Шрифт:
Интервал:
Закладка:
— Эвер, мы не можем отправить тебя домой, — раздается в трубке надтреснутый ледяной мамин голос. — Менять дату вылета слишком дорого.
— Погоди, что?
Я натыкаюсь на непроницаемый взгляд Драконши.
— Ты останешься, пока мы не найдем билет подешевле. Но одна из лагеря больше никуда не ходи. Все специальные мероприятия отменяются. Гао Лаоши сказала, что ты не делаешь домашнюю работу. Что набрала больше штрафных баллов, чем остальные. Сбегаешь по ночам из лагеря. Снимаешься голышом! Господи боже, что дальше?
Я сжимаю руку, лежащую на коленях, в кулак. Сбылись все худшие мамины опасения насчет меня. Почему — я не знаю, но прошлой ночью я нуждалась в Ксавье и, может быть, использовала его.
— Спи по девять часов. По ночам вожатые будут тебя сторожить.
— И никакой поездки на фабрику тапиоки! — вклинивается Драконша. — Никаких запусков фонариков, гонок на драконьих лодках, шоу талантов…
Я резко вскидываю голову:
— Я вообще не участвую в шоу талантов!
— Только учебные экскурсии, — заключает мама.
— Ты не имеешь права меня контролировать. — У меня саднит в горле, словно я проглотила лезвие бритвы. Чтобы не хрипеть, приходится говорить низким голосом. — Мне восемнадцать лет.

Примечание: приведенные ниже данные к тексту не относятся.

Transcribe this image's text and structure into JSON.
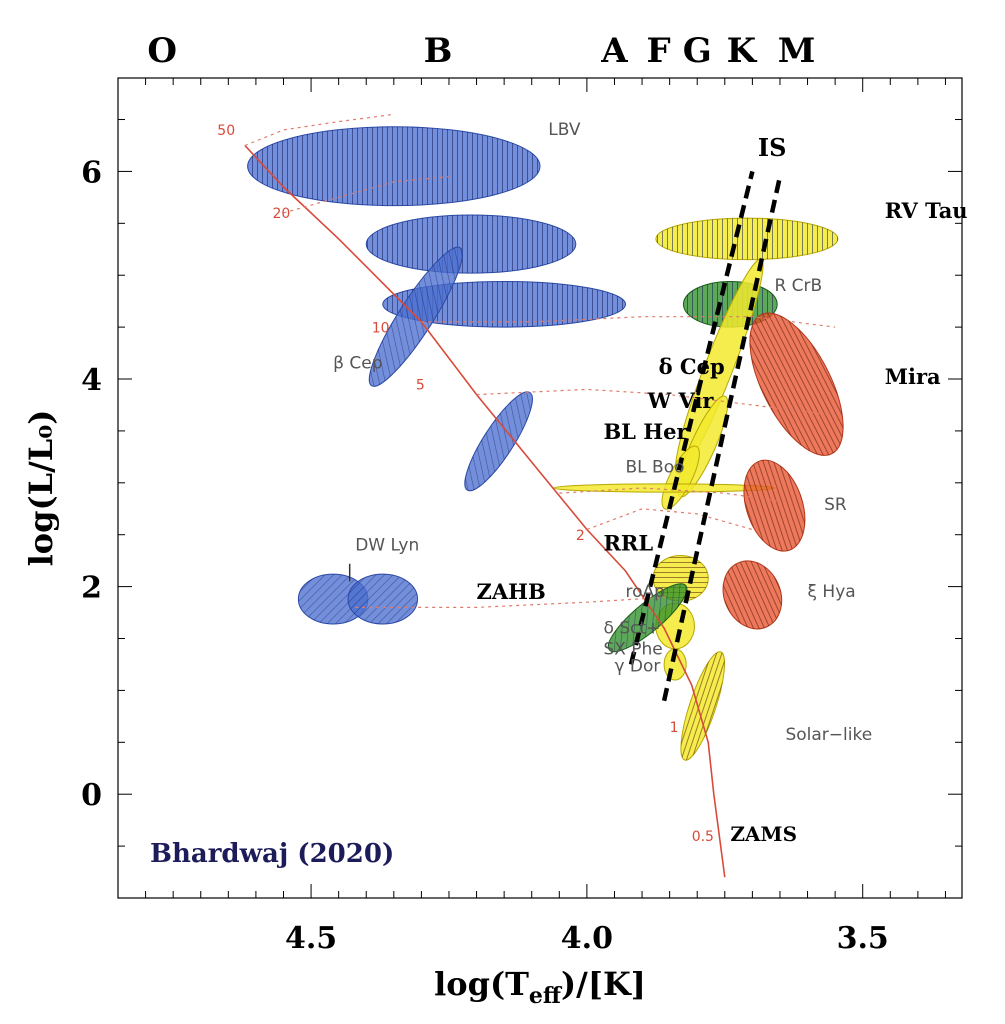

Но тут, как в прошлый раз, разговор обрывается.
Глава 26
Я пытаюсь дозвониться из вестибюля до Меган, но она не берет трубку. Наверное, уехала с Дэном или все еще путешествует с родителями. Остаток дня я прячусь в холле пятого этажа, прогуливая занятия и избегая Ксавье. Но до конца смены остается еще четыре недели, а до поездки на юг — две. Рано или поздно мне придется встретиться с ним лицом к лицу.
В конце концов голод выгоняет меня в столовую на обед, где я отыскиваю в дальнем углу Дебру и Лору и прячусь среди них. Сидящая напротив Минди вскакивает, презрительно отбрасывая назад черные волосы.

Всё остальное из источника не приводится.